Thursday, August 19, 2010

Skagit River by Sea Kayak: Day 2

We woke from a restful night in our tent. Our camp gear is compact to fit into the three hatches of our Current Designs Libra XT. It's their largest model, 21.8' long and 32" wide, making it very stable in the water (I like that). We only needed to make one trip from the campsite, and we only needed the front and back hatches to stow our gear, plus a few items we wanted en route stashed in cockpit dry sacks.

Another resource Wayne purchased online was Paddle Routes of Western Washington: 50 Flatwater Trips for Canoe and Kayak. The author, Verne Huser, also collaborated on the book I mentioned yesterday, so there's a lot of overlap and similarities. We both tried web searches, but for some reason, few people have written about this section of the river. Today's trip would take us from Rasar State Park to a mid-river Ross Island north of Sedro-Woolley.
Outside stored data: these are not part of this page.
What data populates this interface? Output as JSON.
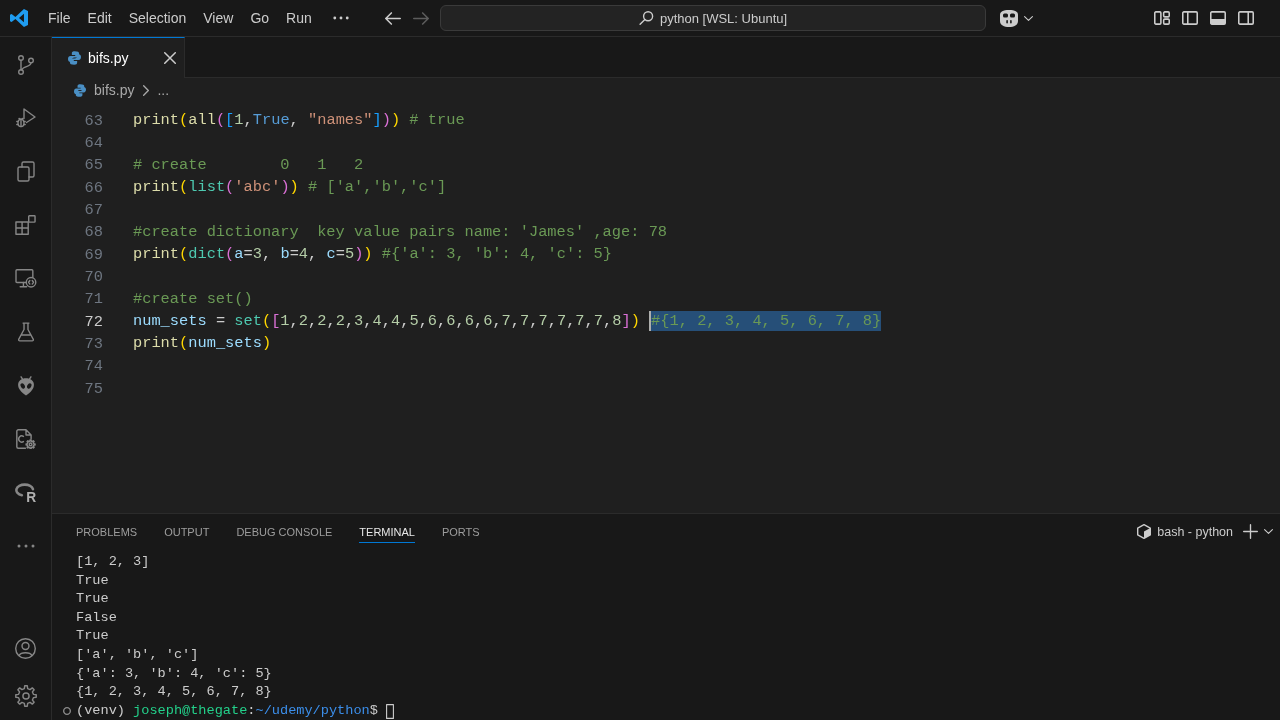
{
  "title_bar": {
    "menu": [
      {
        "label": "File"
      },
      {
        "label": "Edit"
      },
      {
        "label": "Selection"
      },
      {
        "label": "View"
      },
      {
        "label": "Go"
      },
      {
        "label": "Run"
      }
    ],
    "navigation": [
      {
        "kind": "back",
        "disabled": false
      },
      {
        "kind": "forward",
        "disabled": true
      }
    ],
    "command_center": {
      "text": "python [WSL: Ubuntu]"
    },
    "layout_toggles": [
      {
        "kind": "primary_sidebar",
        "on": false
      },
      {
        "kind": "panel",
        "on": true
      },
      {
        "kind": "secondary_sidebar",
        "on": false
      }
    ]
  },
  "activity_bar": {
    "logo_letter": "R"
  },
  "editor": {
    "tabs": [
      {
        "label": "bifs.py",
        "selected": true
      }
    ],
    "breadcrumb": [
      {
        "label": "bifs.py"
      },
      {
        "label": "..."
      }
    ],
    "lines": [
      {
        "number": "63",
        "current": false,
        "tokens": [
          {
            "kind": "function",
            "text": "print"
          },
          {
            "kind": "bracket1",
            "text": "("
          },
          {
            "kind": "function",
            "text": "all"
          },
          {
            "kind": "bracket2",
            "text": "("
          },
          {
            "kind": "bracket3",
            "text": "["
          },
          {
            "kind": "number",
            "text": "1"
          },
          {
            "kind": "text",
            "text": ","
          },
          {
            "kind": "constant",
            "text": "True"
          },
          {
            "kind": "text",
            "text": ", "
          },
          {
            "kind": "string",
            "text": "\"names\""
          },
          {
            "kind": "bracket3",
            "text": "]"
          },
          {
            "kind": "bracket2",
            "text": ")"
          },
          {
            "kind": "bracket1",
            "text": ")"
          },
          {
            "kind": "comment",
            "text": " # true"
          }
        ]
      },
      {
        "number": "64",
        "current": false
      },
      {
        "number": "65",
        "current": false,
        "tokens": [
          {
            "kind": "comment",
            "text": "# create        0   1   2"
          }
        ]
      },
      {
        "number": "66",
        "current": false,
        "tokens": [
          {
            "kind": "function",
            "text": "print"
          },
          {
            "kind": "bracket1",
            "text": "("
          },
          {
            "kind": "class",
            "text": "list"
          },
          {
            "kind": "bracket2",
            "text": "("
          },
          {
            "kind": "string",
            "text": "'abc'"
          },
          {
            "kind": "bracket2",
            "text": ")"
          },
          {
            "kind": "bracket1",
            "text": ")"
          },
          {
            "kind": "comment",
            "text": " # ['a','b','c']"
          }
        ]
      },
      {
        "number": "67",
        "current": false
      },
      {
        "number": "68",
        "current": false,
        "tokens": [
          {
            "kind": "comment",
            "text": "#create dictionary  key value pairs name: 'James' ,age: 78"
          }
        ]
      },
      {
        "number": "69",
        "current": false,
        "tokens": [
          {
            "kind": "function",
            "text": "print"
          },
          {
            "kind": "bracket1",
            "text": "("
          },
          {
            "kind": "class",
            "text": "dict"
          },
          {
            "kind": "bracket2",
            "text": "("
          },
          {
            "kind": "variable",
            "text": "a"
          },
          {
            "kind": "text",
            "text": "="
          },
          {
            "kind": "number",
            "text": "3"
          },
          {
            "kind": "text",
            "text": ", "
          },
          {
            "kind": "variable",
            "text": "b"
          },
          {
            "kind": "text",
            "text": "="
          },
          {
            "kind": "number",
            "text": "4"
          },
          {
            "kind": "text",
            "text": ", "
          },
          {
            "kind": "variable",
            "text": "c"
          },
          {
            "kind": "text",
            "text": "="
          },
          {
            "kind": "number",
            "text": "5"
          },
          {
            "kind": "bracket2",
            "text": ")"
          },
          {
            "kind": "bracket1",
            "text": ")"
          },
          {
            "kind": "comment",
            "text": " #{'a': 3, 'b': 4, 'c': 5}"
          }
        ]
      },
      {
        "number": "70",
        "current": false
      },
      {
        "number": "71",
        "current": false,
        "tokens": [
          {
            "kind": "comment",
            "text": "#create set()"
          }
        ]
      },
      {
        "number": "72",
        "current": true,
        "tokens": [
          {
            "kind": "variable",
            "text": "num_sets"
          },
          {
            "kind": "text",
            "text": " = "
          },
          {
            "kind": "class",
            "text": "set"
          },
          {
            "kind": "bracket1",
            "text": "("
          },
          {
            "kind": "bracket2",
            "text": "["
          },
          {
            "kind": "number",
            "text": "1"
          },
          {
            "kind": "text",
            "text": ","
          },
          {
            "kind": "number",
            "text": "2"
          },
          {
            "kind": "text",
            "text": ","
          },
          {
            "kind": "number",
            "text": "2"
          },
          {
            "kind": "text",
            "text": ","
          },
          {
            "kind": "number",
            "text": "2"
          },
          {
            "kind": "text",
            "text": ","
          },
          {
            "kind": "number",
            "text": "3"
          },
          {
            "kind": "text",
            "text": ","
          },
          {
            "kind": "number",
            "text": "4"
          },
          {
            "kind": "text",
            "text": ","
          },
          {
            "kind": "number",
            "text": "4"
          },
          {
            "kind": "text",
            "text": ","
          },
          {
            "kind": "number",
            "text": "5"
          },
          {
            "kind": "text",
            "text": ","
          },
          {
            "kind": "number",
            "text": "6"
          },
          {
            "kind": "text",
            "text": ","
          },
          {
            "kind": "number",
            "text": "6"
          },
          {
            "kind": "text",
            "text": ","
          },
          {
            "kind": "number",
            "text": "6"
          },
          {
            "kind": "text",
            "text": ","
          },
          {
            "kind": "number",
            "text": "6"
          },
          {
            "kind": "text",
            "text": ","
          },
          {
            "kind": "number",
            "text": "7"
          },
          {
            "kind": "text",
            "text": ","
          },
          {
            "kind": "number",
            "text": "7"
          },
          {
            "kind": "text",
            "text": ","
          },
          {
            "kind": "number",
            "text": "7"
          },
          {
            "kind": "text",
            "text": ","
          },
          {
            "kind": "number",
            "text": "7"
          },
          {
            "kind": "text",
            "text": ","
          },
          {
            "kind": "number",
            "text": "7"
          },
          {
            "kind": "text",
            "text": ","
          },
          {
            "kind": "number",
            "text": "7"
          },
          {
            "kind": "text",
            "text": ","
          },
          {
            "kind": "number",
            "text": "8"
          },
          {
            "kind": "bracket2",
            "text": "]"
          },
          {
            "kind": "bracket1",
            "text": ") "
          },
          {
            "kind": "selection",
            "text": "#{1, 2, 3, 4, 5, 6, 7, 8}"
          }
        ]
      },
      {
        "number": "73",
        "current": false,
        "tokens": [
          {
            "kind": "function",
            "text": "print"
          },
          {
            "kind": "bracket1",
            "text": "("
          },
          {
            "kind": "variable",
            "text": "num_sets"
          },
          {
            "kind": "bracket1",
            "text": ")"
          }
        ]
      },
      {
        "number": "74",
        "current": false
      },
      {
        "number": "75",
        "current": false
      }
    ]
  },
  "panel": {
    "tabs": [
      {
        "label": "PROBLEMS",
        "selected": false
      },
      {
        "label": "OUTPUT",
        "selected": false
      },
      {
        "label": "DEBUG CONSOLE",
        "selected": false
      },
      {
        "label": "TERMINAL",
        "selected": true
      },
      {
        "label": "PORTS",
        "selected": false
      }
    ],
    "terminal_selector": "bash - python",
    "terminal": {
      "output": [
        "[1, 2, 3]",
        "True",
        "True",
        "False",
        "True",
        "['a', 'b', 'c']",
        "{'a': 3, 'b': 4, 'c': 5}",
        "{1, 2, 3, 4, 5, 6, 7, 8}"
      ],
      "prompt": [
        {
          "kind": "plain",
          "text": "(venv) "
        },
        {
          "kind": "user",
          "text": "joseph@thegate"
        },
        {
          "kind": "plain",
          "text": ":"
        },
        {
          "kind": "path",
          "text": "~/udemy/python"
        },
        {
          "kind": "plain",
          "text": "$ "
        }
      ]
    }
  }
}
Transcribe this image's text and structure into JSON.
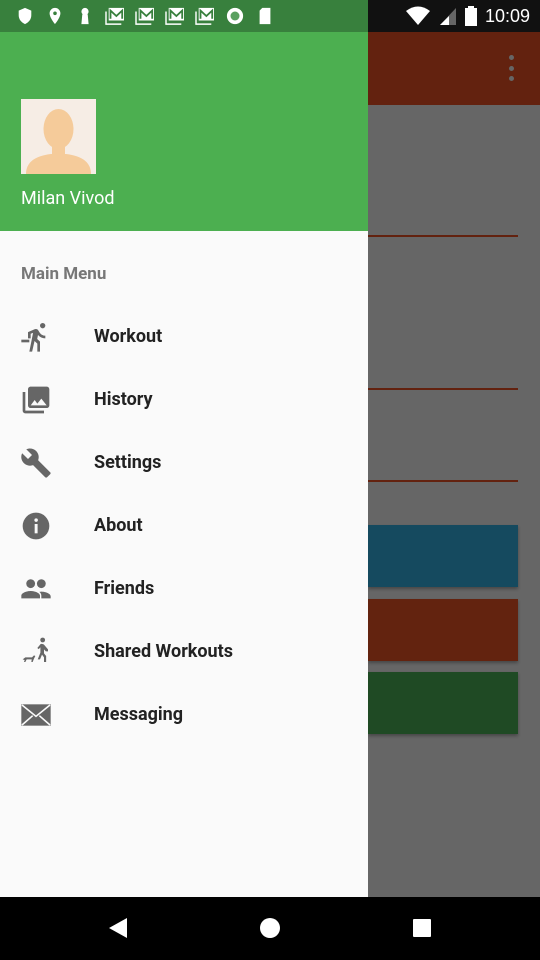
{
  "status_bar": {
    "time": "10:09",
    "icons": [
      "shield-icon",
      "location-icon",
      "keyhole-icon",
      "gmail-icon",
      "gmail-icon",
      "gmail-icon",
      "gmail-icon",
      "record-icon",
      "sd-card-icon"
    ]
  },
  "drawer": {
    "user_name": "Milan Vivod",
    "section_title": "Main Menu",
    "items": [
      {
        "label": "Workout",
        "icon": "running-icon"
      },
      {
        "label": "History",
        "icon": "photo-library-icon"
      },
      {
        "label": "Settings",
        "icon": "wrench-icon"
      },
      {
        "label": "About",
        "icon": "info-icon"
      },
      {
        "label": "Friends",
        "icon": "people-icon"
      },
      {
        "label": "Shared Workouts",
        "icon": "dog-walk-icon"
      },
      {
        "label": "Messaging",
        "icon": "envelope-icon"
      }
    ]
  },
  "colors": {
    "header": "#4caf50",
    "toolbar": "#63220f",
    "blue_button": "#154a5f",
    "brown_button": "#63230f",
    "green_button": "#1f4a24"
  }
}
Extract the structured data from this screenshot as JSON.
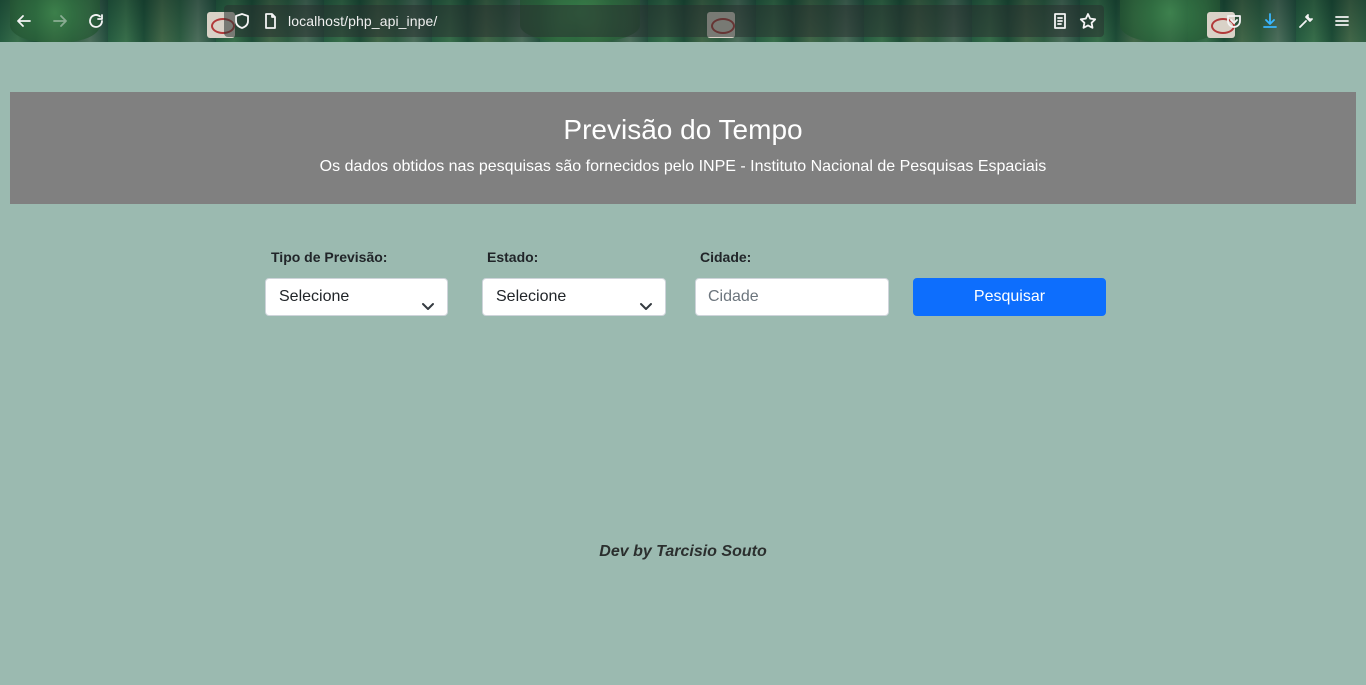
{
  "browser": {
    "url": "localhost/php_api_inpe/",
    "icons": {
      "back": "arrow-left-icon",
      "forward": "arrow-right-icon",
      "reload": "reload-icon",
      "shield": "shield-icon",
      "page": "page-icon",
      "reader": "reader-view-icon",
      "bookmark": "star-icon",
      "pocket": "pocket-icon",
      "downloads": "download-icon",
      "customize": "wrench-icon",
      "menu": "hamburger-menu-icon"
    }
  },
  "header": {
    "title": "Previsão do Tempo",
    "subtitle": "Os dados obtidos nas pesquisas são fornecidos pelo INPE - Instituto Nacional de Pesquisas Espaciais"
  },
  "form": {
    "tipo_label": "Tipo de Previsão:",
    "tipo_selected": "Selecione",
    "estado_label": "Estado:",
    "estado_selected": "Selecione",
    "cidade_label": "Cidade:",
    "cidade_placeholder": "Cidade",
    "cidade_value": "",
    "submit_label": "Pesquisar"
  },
  "footer": {
    "credit": "Dev by Tarcisio Souto"
  },
  "colors": {
    "page_background": "#9bbab0",
    "banner_background": "#808080",
    "button_primary": "#0d6efd"
  }
}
After our short paddle yesterday, I felt a bit better about this new experience. The river was wide and deep in most places. When it made a turn, the water cut a steep bank into the outside shore. One such bank was drilled with holes by nesting Bank Swallows. You could hear them calling as they flew low over the water grabbing insects. The inside shore was usually a wide gravel or sand bar.

We traveled light with snack foods. Fruit cups, trail mix, breakfast bars, juices, and I'll admit it, candy. That's enough to start and end the day, but one substantial meal is nice. So we went to the Lyman Tavern for a hot lunch then went up to the market for more water (we really underestimated our needs), snacks, and an ice cream (yum). To get to Lyman, you have to enter a shallow back bay and climb the rock retaining wall to a riverside path. Main street, the pub, and the market on Highway 20 are in easy walking distance.

With full tummies, we got back in Mr. Kayak. Two hours of paddling took us past massive log jams on islands and dotting sand bars. We had to be careful to weave our way around huge stumps and trees jammed into the bed of the river. These snags can be dangerous if you get too close. But we got pretty good about reading the water to figure out the location of ones hidden below the surface.

Just north of Sedro-Woolley is Ross Island, historically a native site and homesteaded by Alexander Ross. We found a gravel bar on the north side to take out and pitch our tent. We arrived early so we took out our Therm-a-Rest pads to lounge in the shade and read. Over the crest of the bar we could hear voices coming down the river. Then we heard the cry, "Canadians." We have a small flag on a rod at the back of Mr. Kayak to help make us more visible on the water. Two young locals came ashore to say hi. They were floating from Lyman to Sedro-Woolley the "easy way" in tubes. Looked pretty "hard" to me.

The day ended with a spectacular sunset.

Things we learned on day two:

  1. Drink water frequently.
  2. We need at least a gallon each day.
  3. Use sunscreen liberally.
  4. Cover your lap with a tea towel to prevent burned inner thighs.
  5. Wear a hat for better vision on glaring water.
  6. Stop for breaks along the way.
  7. Take time to explore your surroundings.
Wayne and I are not highly experienced paddlers. Make sure you get expert advice before starting out on your own. Ask locals, visit sporting goods stores, read books, check the Internet. It's better to be safe than sorry. - Margy


  1. i love reading about your adventure. the sunset is magnificent.

  2. Great post full of adventures, news, thoughtful tips and great photos. Thanks for sharing.

  3. Wow! What an ambitious adventure. I'll be watching as you progress. Great photo to end the day. Thanks for sharing.

  4. Thank you for sharing your beautiful country with us. What a treat! It looks like such fun.

  5. Just love knowing the sensation your Canadian flag causes on a US river. Can't beat being serenaded with a chorus of "O Canada"!!

  6. Thanks to all my Skywatch Friday visitors. I appreciate your visits and comments very much.

    Kay - Yes it was quite a surprise to receive a serenade like that. Of course, it was hard to tell if it was hear felt or tongue in cheek. At least it was friendly.